The Hollywood Sign is one of if not the most recognizable landmarks in the world and for the small Beachwood community in its shadow, the 350-foot long sign with its 45-foot tall letters has become the 800 lb. gorilla they both love and hate.

Solutions, such as residential restricted parking even near the area’s small business district—to stem the crush of tourists trying to get near it for a photograph—are now pitting wealthy homeowners versus merchants and raising questions regarding public access versus public safety.

Petitions are flying everywhere, and today threats of boycotting the area’s tiny business district and lawsuits are now commonplace.

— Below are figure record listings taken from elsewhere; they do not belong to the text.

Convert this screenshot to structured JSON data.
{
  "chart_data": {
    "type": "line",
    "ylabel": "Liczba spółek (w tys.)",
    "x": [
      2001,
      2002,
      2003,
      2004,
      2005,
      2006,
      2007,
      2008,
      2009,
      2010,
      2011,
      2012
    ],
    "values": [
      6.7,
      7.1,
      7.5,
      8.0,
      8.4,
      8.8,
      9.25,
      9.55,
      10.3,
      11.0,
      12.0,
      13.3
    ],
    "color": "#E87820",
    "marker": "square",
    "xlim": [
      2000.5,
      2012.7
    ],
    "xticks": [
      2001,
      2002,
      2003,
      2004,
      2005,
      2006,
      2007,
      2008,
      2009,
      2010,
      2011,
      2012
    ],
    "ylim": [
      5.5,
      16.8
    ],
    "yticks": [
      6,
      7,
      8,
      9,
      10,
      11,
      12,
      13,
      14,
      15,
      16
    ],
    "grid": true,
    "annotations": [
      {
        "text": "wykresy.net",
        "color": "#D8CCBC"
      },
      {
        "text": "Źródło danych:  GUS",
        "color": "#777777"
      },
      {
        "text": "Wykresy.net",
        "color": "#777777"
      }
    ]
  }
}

The problem started about 10 years ago as smart phones became ubiquitous offering GPS directions to the once hard-to-locate entrance at the end of Beachwood Drive to the sign. Since then, tourists in cars and on foot have transformed the once quiet area into what looks like the parking line trying to get into Disneyland or out of Coachella.

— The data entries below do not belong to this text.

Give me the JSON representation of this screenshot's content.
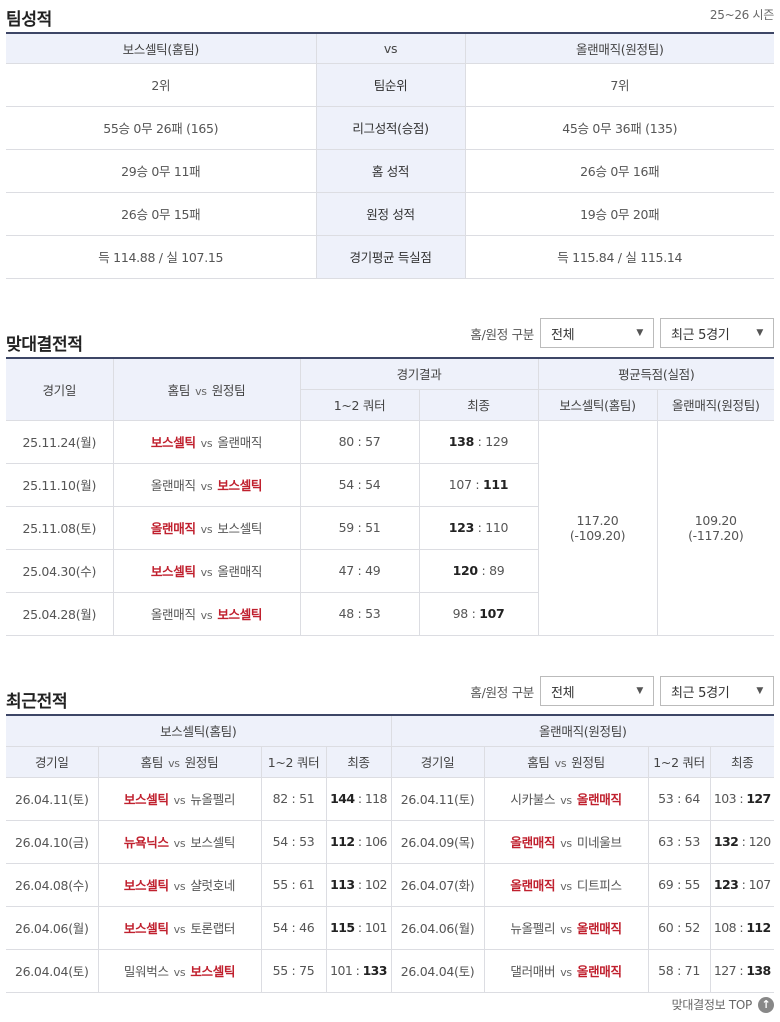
{
  "team_stats": {
    "title": "팀성적",
    "season": "25~26 시즌",
    "home": "보스셀틱(홈팀)",
    "vs": "vs",
    "away": "올랜매직(원정팀)",
    "rows": [
      {
        "label": "팀순위",
        "home": "2위",
        "away": "7위"
      },
      {
        "label": "리그성적(승점)",
        "home": "55승 0무 26패 (165)",
        "away": "45승 0무 36패 (135)"
      },
      {
        "label": "홈 성적",
        "home": "29승 0무 11패",
        "away": "26승 0무 16패"
      },
      {
        "label": "원정 성적",
        "home": "26승 0무 15패",
        "away": "19승 0무 20패"
      },
      {
        "label": "경기평균 득실점",
        "home": "득 114.88 / 실 107.15",
        "away": "득 115.84 / 실 115.14"
      }
    ]
  },
  "h2h": {
    "title": "맞대결전적",
    "filter_label": "홈/원정 구분",
    "filter_value": "전체",
    "range_value": "최근 5경기",
    "headers": {
      "date": "경기일",
      "teams": "홈팀",
      "vs": "vs",
      "teams2": "원정팀",
      "result": "경기결과",
      "q12": "1~2 쿼터",
      "final": "최종",
      "avg": "평균득점(실점)",
      "home": "보스셀틱(홈팀)",
      "away": "올랜매직(원정팀)"
    },
    "avg_home": "117.20",
    "avg_home_loss": "(-109.20)",
    "avg_away": "109.20",
    "avg_away_loss": "(-117.20)",
    "rows": [
      {
        "date": "25.11.24(월)",
        "home": "보스셀틱",
        "away": "올랜매직",
        "q": "80 : 57",
        "hs": "138",
        "as": "129",
        "winner": "home"
      },
      {
        "date": "25.11.10(월)",
        "home": "올랜매직",
        "away": "보스셀틱",
        "q": "54 : 54",
        "hs": "107",
        "as": "111",
        "winner": "away"
      },
      {
        "date": "25.11.08(토)",
        "home": "올랜매직",
        "away": "보스셀틱",
        "q": "59 : 51",
        "hs": "123",
        "as": "110",
        "winner": "home"
      },
      {
        "date": "25.04.30(수)",
        "home": "보스셀틱",
        "away": "올랜매직",
        "q": "47 : 49",
        "hs": "120",
        "as": "89",
        "winner": "home"
      },
      {
        "date": "25.04.28(월)",
        "home": "올랜매직",
        "away": "보스셀틱",
        "q": "48 : 53",
        "hs": "98",
        "as": "107",
        "winner": "away"
      }
    ]
  },
  "recent": {
    "title": "최근전적",
    "filter_label": "홈/원정 구분",
    "filter_value": "전체",
    "range_value": "최근 5경기",
    "home_team": "보스셀틱(홈팀)",
    "away_team": "올랜매직(원정팀)",
    "headers": {
      "date": "경기일",
      "teams": "홈팀",
      "vs": "vs",
      "teams2": "원정팀",
      "q12": "1~2 쿼터",
      "final": "최종"
    },
    "home_rows": [
      {
        "date": "26.04.11(토)",
        "home": "보스셀틱",
        "away": "뉴올펠리",
        "q": "82 : 51",
        "hs": "144",
        "as": "118",
        "winner": "home"
      },
      {
        "date": "26.04.10(금)",
        "home": "뉴욕닉스",
        "away": "보스셀틱",
        "q": "54 : 53",
        "hs": "112",
        "as": "106",
        "winner": "home"
      },
      {
        "date": "26.04.08(수)",
        "home": "보스셀틱",
        "away": "샬럿호네",
        "q": "55 : 61",
        "hs": "113",
        "as": "102",
        "winner": "home"
      },
      {
        "date": "26.04.06(월)",
        "home": "보스셀틱",
        "away": "토론랩터",
        "q": "54 : 46",
        "hs": "115",
        "as": "101",
        "winner": "home"
      },
      {
        "date": "26.04.04(토)",
        "home": "밀워벅스",
        "away": "보스셀틱",
        "q": "55 : 75",
        "hs": "101",
        "as": "133",
        "winner": "away"
      }
    ],
    "away_rows": [
      {
        "date": "26.04.11(토)",
        "home": "시카불스",
        "away": "올랜매직",
        "q": "53 : 64",
        "hs": "103",
        "as": "127",
        "winner": "away"
      },
      {
        "date": "26.04.09(목)",
        "home": "올랜매직",
        "away": "미네울브",
        "q": "63 : 53",
        "hs": "132",
        "as": "120",
        "winner": "home"
      },
      {
        "date": "26.04.07(화)",
        "home": "올랜매직",
        "away": "디트피스",
        "q": "69 : 55",
        "hs": "123",
        "as": "107",
        "winner": "home"
      },
      {
        "date": "26.04.06(월)",
        "home": "뉴올펠리",
        "away": "올랜매직",
        "q": "60 : 52",
        "hs": "108",
        "as": "112",
        "winner": "away"
      },
      {
        "date": "26.04.04(토)",
        "home": "댈러매버",
        "away": "올랜매직",
        "q": "58 : 71",
        "hs": "127",
        "as": "138",
        "winner": "away"
      }
    ]
  },
  "footer": {
    "top_label": "맞대결정보 TOP",
    "icon": "arrow-up-icon"
  },
  "colors": {
    "winner": "#c0202e",
    "header_bg": "#eef1fa",
    "border_top": "#3d4666"
  }
}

The issue has been one of the most emergent to solve for new Los Angeles City Councilmember David Ryu. No one disagrees the situation has become untenable. Some fixes are now in place, but so far, no one has been able to come up with a solution that will work for the entire community.

According to Ryu’s Chief of Staff Sarah Dusseault, the councilmember will release a “Hollywood Sign Action Plan” soon, addressing and hopefully providing solutions for the entire hillside by the landmark.

Relief could not come soon enough for everyone involved: residents, businesses, hikers in the area and even tourists.

“It’s a bad experience for everyone,” said Beachwood resident Jack Conrad. “Bad for the tourists, bad for the businesses. Bad for the residents.”